Alors que pour de nombreux types de cancers, des SNP de susceptibilité spécifiques ont également été identifiés dans le génome, comprendre l’interaction entre variants génétiques présents seulement dans les cellules tumorales et variants génétiques « constitutionnels », c’est-à-dire présents dans toutes les cellules de l’individu, est désormais un enjeu majeur. La très grande majorité des SNP associés au cancer sont situés dans des régions non codantes du génome, et sont généralement considérés comme de simples marqueurs du surrisque sans rôle direct dans l’oncogenèse.
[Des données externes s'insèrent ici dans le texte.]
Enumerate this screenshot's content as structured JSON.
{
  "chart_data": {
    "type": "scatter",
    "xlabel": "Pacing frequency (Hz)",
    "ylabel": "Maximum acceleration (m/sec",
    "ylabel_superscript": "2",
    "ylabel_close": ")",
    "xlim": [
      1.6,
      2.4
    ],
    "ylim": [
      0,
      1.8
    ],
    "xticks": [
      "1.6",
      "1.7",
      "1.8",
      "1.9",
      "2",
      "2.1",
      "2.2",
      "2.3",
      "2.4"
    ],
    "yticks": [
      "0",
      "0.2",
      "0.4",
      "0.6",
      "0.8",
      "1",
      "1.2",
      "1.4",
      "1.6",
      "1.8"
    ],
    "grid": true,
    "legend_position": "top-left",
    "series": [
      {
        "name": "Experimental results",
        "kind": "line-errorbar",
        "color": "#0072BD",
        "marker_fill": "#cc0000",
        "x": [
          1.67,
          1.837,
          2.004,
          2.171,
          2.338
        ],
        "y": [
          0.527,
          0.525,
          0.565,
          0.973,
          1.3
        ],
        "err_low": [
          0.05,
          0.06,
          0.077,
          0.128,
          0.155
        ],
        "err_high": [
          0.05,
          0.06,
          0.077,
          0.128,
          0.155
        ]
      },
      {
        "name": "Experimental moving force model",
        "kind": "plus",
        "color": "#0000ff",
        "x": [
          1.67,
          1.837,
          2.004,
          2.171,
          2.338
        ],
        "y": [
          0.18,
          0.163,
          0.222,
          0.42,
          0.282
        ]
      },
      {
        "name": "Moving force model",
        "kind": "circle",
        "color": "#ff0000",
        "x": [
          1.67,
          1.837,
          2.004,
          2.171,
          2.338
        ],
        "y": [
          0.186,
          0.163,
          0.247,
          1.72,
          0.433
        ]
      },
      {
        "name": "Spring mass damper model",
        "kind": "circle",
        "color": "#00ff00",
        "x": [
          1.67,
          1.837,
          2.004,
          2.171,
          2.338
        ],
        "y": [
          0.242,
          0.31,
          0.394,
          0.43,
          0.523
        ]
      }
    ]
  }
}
Les résultats présentés dans cet article sont donc remarquables en ce qu’ils montrent que l’allèle « à risque » rs55705857-G contribue directement au développement des gliomes IDH-mutés [ 9 ]. Un autre intérêt de ce travail de recherche est l’obtention d’un nouveau modèle murin d’astrocytome IDH-muté. L’utilisation thérapeutique d’inhibiteurs spécifiques de la protéine IDH mutée, qui a déjà prouvé son efficacité contre certaines leucémies aiguës myéloblastiques, est une stratégie très prometteuse dans les gliomes IDH-mutés lentement évolutifs [ 10 ]. En revanche, ces inhibiteurs semblent inefficaces contre des tumeurs ayant évolué vers des gliomes de haut grade, d’où l’intérêt de disposer de nouveaux modèles expérimentaux permettant d’identifier des stratégies thérapeutiques efficaces dans cette situation.

 
Liens d’intérêt

Les auteurs déclarent n’avoir aucun lien d’intérêt concernant les données publiées dans cet article.